В условиях отсутствия сплошной линии фронта и четкой идентификации (не)лояльности местного населения, важнее становилось уже не столько разгромить противника, сколько водрузить свой флаг в том или ином «ключевом» населенном пункте. Обычно это происходило после долгой и кровопролитной осады, например, Славянска, или штурма Луганска и Иловайска, или же продолжительных попыток пророссийского ополчения овладеть Донецким аэропортом. А затем участники АТО зачастую были вынуждены поскорее покинуть занятый пункт, чтобы не оказаться в очередном котле или окружении, как это случилось под Иловайском в конце августа.

«Позднефеодальная» специфика украинского конфликта, когда наиболее боеспособными силами являются иррегулярные добровольческие формирования романтиков-националистов или частные отряды олигархов, крупных бизнесменов или криминальных авторитетов, не является порождение украинского кризиса. На постсоветском пространстве у Гиркина, Коломойского и Малофеева уже были свои предшественники. Например, таким был известный грузинский криминальный авторитет Джаба Иоселиани. Со своей военизированной структурой «Мхедриони» - одного из важнейших акторов гражданской войны в Грузии в 1991-1992 гг. и грузино-абхазского конфликта 1992-1993 гг. он был едва ли не главной политической фигурой Грузии начала 1990-х гг., пока Эдуард Шеванрднадзе постепенно не прибрал к рукам все нити управления страной. Аналогичным примером может быть бывший премьер-министр Азербайджана Сурет Гуссейнов, до карабахского конфликта являвшийся директором фабрики по обработки шерсти, а с началом боевых действий на свои средства сформировавший целую воинскую бригаду и даже ставший командиром корпуса на начальном этапе войны в Карабахе.
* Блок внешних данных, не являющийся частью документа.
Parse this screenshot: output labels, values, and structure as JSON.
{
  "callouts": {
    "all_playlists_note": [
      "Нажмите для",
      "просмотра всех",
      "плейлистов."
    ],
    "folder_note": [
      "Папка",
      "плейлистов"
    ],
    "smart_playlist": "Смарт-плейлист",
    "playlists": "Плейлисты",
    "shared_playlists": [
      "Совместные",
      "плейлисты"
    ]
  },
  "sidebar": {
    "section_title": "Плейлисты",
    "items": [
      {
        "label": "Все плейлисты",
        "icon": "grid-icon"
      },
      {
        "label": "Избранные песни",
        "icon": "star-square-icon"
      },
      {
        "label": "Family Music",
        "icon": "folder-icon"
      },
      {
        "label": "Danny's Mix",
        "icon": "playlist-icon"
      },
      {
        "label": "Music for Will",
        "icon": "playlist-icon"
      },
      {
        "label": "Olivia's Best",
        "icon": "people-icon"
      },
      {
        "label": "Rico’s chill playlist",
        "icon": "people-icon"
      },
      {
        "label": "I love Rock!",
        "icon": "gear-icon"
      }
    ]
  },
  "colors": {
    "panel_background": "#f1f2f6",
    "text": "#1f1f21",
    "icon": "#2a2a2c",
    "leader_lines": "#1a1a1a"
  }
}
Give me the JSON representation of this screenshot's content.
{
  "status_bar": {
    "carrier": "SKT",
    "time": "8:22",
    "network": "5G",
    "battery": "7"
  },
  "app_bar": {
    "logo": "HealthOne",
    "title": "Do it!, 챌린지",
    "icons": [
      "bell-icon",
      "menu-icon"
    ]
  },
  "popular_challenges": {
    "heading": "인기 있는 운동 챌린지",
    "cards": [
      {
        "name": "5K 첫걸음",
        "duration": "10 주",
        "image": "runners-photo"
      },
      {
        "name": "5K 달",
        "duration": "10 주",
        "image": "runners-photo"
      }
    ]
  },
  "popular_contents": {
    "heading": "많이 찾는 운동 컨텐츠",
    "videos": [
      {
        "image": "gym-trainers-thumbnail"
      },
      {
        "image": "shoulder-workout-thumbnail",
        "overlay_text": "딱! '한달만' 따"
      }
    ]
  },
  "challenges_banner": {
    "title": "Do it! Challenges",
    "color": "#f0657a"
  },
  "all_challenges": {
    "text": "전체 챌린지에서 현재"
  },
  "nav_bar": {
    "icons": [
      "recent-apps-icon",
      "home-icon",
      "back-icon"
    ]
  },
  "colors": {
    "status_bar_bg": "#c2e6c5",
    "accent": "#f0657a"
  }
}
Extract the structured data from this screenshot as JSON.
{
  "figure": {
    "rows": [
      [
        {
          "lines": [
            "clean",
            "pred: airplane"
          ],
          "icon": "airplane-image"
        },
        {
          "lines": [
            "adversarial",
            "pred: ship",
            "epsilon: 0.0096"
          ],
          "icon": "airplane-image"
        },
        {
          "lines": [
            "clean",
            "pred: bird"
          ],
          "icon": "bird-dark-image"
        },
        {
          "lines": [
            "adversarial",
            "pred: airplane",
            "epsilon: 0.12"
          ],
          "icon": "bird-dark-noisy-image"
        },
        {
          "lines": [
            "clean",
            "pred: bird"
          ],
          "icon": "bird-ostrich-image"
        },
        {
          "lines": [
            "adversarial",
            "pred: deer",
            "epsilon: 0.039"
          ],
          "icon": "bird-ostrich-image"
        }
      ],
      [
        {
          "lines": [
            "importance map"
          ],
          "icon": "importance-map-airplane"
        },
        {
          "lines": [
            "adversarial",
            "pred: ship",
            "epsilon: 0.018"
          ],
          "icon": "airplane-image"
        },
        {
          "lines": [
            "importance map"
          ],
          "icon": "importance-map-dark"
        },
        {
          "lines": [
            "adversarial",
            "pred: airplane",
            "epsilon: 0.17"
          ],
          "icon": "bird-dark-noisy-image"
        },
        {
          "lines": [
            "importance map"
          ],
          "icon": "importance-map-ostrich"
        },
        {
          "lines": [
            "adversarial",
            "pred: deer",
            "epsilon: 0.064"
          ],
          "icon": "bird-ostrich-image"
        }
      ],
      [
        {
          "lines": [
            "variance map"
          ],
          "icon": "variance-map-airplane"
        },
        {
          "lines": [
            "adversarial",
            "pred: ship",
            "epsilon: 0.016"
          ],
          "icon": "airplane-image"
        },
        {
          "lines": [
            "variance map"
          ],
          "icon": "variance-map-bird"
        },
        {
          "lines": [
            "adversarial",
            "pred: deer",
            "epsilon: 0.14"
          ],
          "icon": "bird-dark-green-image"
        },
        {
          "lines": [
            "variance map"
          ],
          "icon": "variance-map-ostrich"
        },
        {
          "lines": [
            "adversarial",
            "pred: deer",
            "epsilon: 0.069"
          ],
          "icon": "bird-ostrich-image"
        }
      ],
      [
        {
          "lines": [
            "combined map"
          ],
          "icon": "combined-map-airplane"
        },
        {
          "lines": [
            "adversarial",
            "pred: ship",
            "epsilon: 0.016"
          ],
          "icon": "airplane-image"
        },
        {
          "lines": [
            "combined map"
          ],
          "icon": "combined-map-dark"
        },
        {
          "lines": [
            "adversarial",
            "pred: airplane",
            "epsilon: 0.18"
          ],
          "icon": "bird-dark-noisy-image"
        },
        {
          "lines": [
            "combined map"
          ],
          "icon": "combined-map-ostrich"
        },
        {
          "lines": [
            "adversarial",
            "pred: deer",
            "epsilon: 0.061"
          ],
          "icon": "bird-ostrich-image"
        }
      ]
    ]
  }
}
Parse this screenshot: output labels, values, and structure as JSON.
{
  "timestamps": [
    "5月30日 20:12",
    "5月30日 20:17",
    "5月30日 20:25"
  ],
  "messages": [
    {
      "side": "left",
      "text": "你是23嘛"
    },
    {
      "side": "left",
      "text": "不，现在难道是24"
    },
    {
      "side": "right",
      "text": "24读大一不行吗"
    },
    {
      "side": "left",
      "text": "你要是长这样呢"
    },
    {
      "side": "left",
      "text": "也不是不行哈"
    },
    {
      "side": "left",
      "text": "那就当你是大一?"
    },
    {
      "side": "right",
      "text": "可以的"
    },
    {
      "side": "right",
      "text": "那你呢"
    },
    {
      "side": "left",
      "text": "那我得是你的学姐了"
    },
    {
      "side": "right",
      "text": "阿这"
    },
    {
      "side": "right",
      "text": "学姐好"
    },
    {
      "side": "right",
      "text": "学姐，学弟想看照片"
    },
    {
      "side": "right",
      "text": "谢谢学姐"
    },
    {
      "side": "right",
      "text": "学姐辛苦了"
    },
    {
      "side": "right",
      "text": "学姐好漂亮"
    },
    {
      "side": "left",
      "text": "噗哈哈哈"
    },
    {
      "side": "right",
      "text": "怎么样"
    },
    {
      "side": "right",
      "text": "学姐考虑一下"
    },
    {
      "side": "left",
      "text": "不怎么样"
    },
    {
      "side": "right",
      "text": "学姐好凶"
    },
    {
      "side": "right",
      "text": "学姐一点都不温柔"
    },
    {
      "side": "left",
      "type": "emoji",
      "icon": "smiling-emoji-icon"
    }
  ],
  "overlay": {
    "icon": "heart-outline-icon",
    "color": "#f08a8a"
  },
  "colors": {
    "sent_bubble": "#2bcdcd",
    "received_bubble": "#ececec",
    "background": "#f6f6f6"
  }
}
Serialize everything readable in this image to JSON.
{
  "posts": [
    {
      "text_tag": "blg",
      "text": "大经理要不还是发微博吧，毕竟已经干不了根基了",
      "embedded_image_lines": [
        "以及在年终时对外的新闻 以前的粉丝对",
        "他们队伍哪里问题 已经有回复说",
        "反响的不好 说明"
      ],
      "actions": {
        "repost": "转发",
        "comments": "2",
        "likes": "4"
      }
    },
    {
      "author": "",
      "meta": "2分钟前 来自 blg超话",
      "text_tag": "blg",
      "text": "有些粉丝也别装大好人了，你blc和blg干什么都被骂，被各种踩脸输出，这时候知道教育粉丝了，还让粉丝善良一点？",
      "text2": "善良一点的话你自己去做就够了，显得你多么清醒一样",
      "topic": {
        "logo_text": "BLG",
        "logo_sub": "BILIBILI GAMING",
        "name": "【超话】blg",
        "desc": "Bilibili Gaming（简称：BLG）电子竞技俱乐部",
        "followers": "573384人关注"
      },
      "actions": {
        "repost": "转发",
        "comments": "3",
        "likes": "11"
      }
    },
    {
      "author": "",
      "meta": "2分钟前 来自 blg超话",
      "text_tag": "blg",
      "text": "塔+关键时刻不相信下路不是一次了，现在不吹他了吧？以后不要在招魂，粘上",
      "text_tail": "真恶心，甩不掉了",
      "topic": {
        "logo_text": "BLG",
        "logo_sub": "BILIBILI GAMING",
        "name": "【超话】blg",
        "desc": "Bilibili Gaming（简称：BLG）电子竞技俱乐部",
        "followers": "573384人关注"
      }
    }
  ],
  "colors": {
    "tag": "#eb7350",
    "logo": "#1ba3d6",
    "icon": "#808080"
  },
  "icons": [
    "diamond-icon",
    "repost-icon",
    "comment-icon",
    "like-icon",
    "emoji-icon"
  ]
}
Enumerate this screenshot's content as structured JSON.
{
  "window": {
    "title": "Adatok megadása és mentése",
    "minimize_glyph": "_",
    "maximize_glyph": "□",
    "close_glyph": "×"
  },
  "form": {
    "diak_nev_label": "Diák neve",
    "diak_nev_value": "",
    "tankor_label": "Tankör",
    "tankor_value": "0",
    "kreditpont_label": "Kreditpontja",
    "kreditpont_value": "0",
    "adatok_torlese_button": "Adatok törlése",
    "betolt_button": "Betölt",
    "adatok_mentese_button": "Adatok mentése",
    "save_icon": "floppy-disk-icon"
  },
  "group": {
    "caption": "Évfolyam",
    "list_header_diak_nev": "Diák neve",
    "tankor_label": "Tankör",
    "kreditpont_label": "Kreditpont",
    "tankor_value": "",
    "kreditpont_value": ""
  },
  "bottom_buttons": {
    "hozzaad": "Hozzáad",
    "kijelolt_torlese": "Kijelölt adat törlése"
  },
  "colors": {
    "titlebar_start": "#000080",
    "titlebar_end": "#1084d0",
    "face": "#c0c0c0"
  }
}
Гибридной войной (или асимметричным конфликтом, смотря какую терминологию предпочитают использовать исследователи) кризис в Украине явился не только и не столько в силу комбинации скрытых форм ведения боевых действий, вовлечения спецназа или элитных подразделений ВС РФ при поддержке добровольцев и иррегулярных подразделений из лояльного местного населения. Динамика развития украинского конфликта с самого начала эскалации демонстрировала как ресурсную, так и статусную асимметрию ее участников и вовлеченных сторон: Запад и Украина против России, обвиняющие в нелегитимности, соответственно, новое центральное правительство в Киеве и власти ДНР/ЛНР, действия российских войск и артиллерии без реального ответа украинской стороны по российской территории, и т.д. Статусно-ресурсная асимметрия – это вообще одна из особенностей хода и итога практически всех аналогичных постсоветских конфликтов, будь то Абхазия, Южная Осетия, Нагорный Карабах и Приднестровье.

Впрочем, явится ли юго-восток Украины новым Приднестровьем или наоборот, его может постигнуть участь Ичкерии и Сербской Краины – это уже покажет ход дальнейших военно-политических процессов в Украине и вокруг нее.

 

Мысли и позиции, опубликованные на сайте, являются собственностью авторов, и могут не совпадать с точкой зрения редакции BlogNews.am.